Car insurance fraud is becoming more common, and it’s everyday consumers who are paying the price. You owe it to yourself to learn which types of car insurance fraud are common, how to spot them proactively, and what to do if you suspect fraud is taking place.
The Main Types of Car Insurance Fraud
One of the most common car insurance types is a staged car collision, increasing in frequency. Staged car collisions occur when a fraudster intentionally plans a scenario that results in an accident that can be attributed to another driver’s fault. There are four main types of staged car collisions:
- The swoop and squat. The swoop and squat happen when a vehicle swerves in front of you, then brakes hard or unexpectedly. Even with adequate reflexes, you may not be able to stop in time, resulting in a rear-end collision. Since most rear-end collisions are determined to be the rear-ending driver’s fault, the fraudster can try to make a large claim against their insurance policy.
- The drive down. The drive down relies on a hand gesture—and a trusting driver to believe it. A dishonest driver will wave a car forward during this scheme, then crash into that car, later denying that they gave a physical signal. Since it’s hard to prove or disprove a hand gesture, the driver who got signaled is usually found to be at fault. This type of scheme also unfolds in parking lots, with drivers backing out while following a gesture.
- The sideswipe. The sideswipe is a little easier to avoid. This deliberate crash happens when a fraudster rams your car if you drift even slightly into their lane during a turn. As long as you stay squarely in your lane, you should be adequately shielded from liability here.
- The shady helper. Shady helpers may step into a legitimate, accidental crash or a staged, premeditated one. They typically insist that you seek medical treatment at a specific clinic or repairs at a specific shop, often setting you up for fraudulent services to make some extra money on the side.
There are other types of fraud, such as being scammed by an unscrupulous agent or having a dishonest mechanic overreport work being done on your vehicle. These tend to be more administrative in nature and can often be avoided with proper research and fact-checking.
Responding to Suspected Car Insurance Fraud
If you suspect you’ve been the victim of a car insurance scheme, take the following actions:
- Collect as much information as you can. First, collect and document as much information as possible. Take photos and video of the accident scene, look for witnesses who can attest to what happened, and get the names and addresses of any passengers in the other vehicle. The more documentation you have, the less room there will be for fraudulent claims.

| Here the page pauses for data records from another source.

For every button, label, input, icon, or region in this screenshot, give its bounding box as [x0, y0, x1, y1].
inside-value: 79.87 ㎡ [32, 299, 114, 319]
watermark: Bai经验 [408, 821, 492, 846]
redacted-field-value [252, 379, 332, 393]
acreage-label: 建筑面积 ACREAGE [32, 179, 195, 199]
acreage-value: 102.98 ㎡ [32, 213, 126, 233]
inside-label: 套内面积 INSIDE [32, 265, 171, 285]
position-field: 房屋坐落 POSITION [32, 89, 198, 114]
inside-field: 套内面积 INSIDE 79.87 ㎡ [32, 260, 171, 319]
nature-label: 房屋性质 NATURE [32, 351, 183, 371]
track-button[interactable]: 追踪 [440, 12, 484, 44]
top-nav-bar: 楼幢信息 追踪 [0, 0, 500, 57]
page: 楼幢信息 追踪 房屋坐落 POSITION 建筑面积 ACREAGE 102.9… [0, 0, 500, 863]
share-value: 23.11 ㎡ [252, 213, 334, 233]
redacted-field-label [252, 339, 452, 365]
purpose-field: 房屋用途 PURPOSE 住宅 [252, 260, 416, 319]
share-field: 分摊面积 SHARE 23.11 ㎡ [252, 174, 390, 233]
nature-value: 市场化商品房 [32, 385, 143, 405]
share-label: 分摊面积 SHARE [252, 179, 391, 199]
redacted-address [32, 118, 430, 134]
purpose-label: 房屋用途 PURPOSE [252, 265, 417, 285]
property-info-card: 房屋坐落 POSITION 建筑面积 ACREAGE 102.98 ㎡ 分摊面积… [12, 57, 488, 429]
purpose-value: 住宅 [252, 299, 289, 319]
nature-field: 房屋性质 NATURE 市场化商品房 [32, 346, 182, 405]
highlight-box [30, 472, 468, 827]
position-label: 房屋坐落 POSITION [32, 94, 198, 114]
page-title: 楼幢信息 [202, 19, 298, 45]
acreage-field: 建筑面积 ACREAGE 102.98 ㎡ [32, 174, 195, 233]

- Run a license plate lookup. You can also run a DMV license plate lookup to get more information about the driver of the vehicle you hit. You may discover this person has run similar schemes in the past or equip yourself with information you can use to take legal action.
- Get the police involved. Always get a police report on the scene of an auto accident. They’ll be able to document the crash as thoroughly and unbiasedly as possible. They may also be able to help you if you suspect insurance fraud.
- Contact your local insurance fraud bureau. Each state has its own insurance fraud bureau, where you can report suspected cases of insurance fraud. You can also call the National Insurance Crime Bureau at 1-800-835-6422.
- Only seek services from those you trust. Don’t visit a mechanic or medical professional at the behest of another person. Only get services from service providers you trust.
Preventing Car Insurance Fraud
There are also steps you can use to prevent car insurance fraud from happening to you:
- Invest in a dashcam. Installing a dashcam is a simple and relatively inexpensive way to ensure you’re protected against staged crashes. It will record exactly how the collision occurred, so it doesn’t boil down to your word vs. the word of a fraudster.
- Allow more space between vehicles. The more distance you leave between cars, the more time you’ll have to react to unexpected changes in traffic. That could mean the difference between ramming into the back of a scammer’s car or coming to a complete stop in the nick of time.
- Be cautious when following gestures. When someone waves you on, be extra cautious. Go slower than you usually would, and pay attention to what the car does next. When in doubt, take the safest and most conservative course of action possible.
Car insurance fraud can happen to anyone, but if you’re adequately prepared, you can prevent it from negatively impacting your life. The more proactive you are, and the more careful you respond to a potentially staged collision, the better.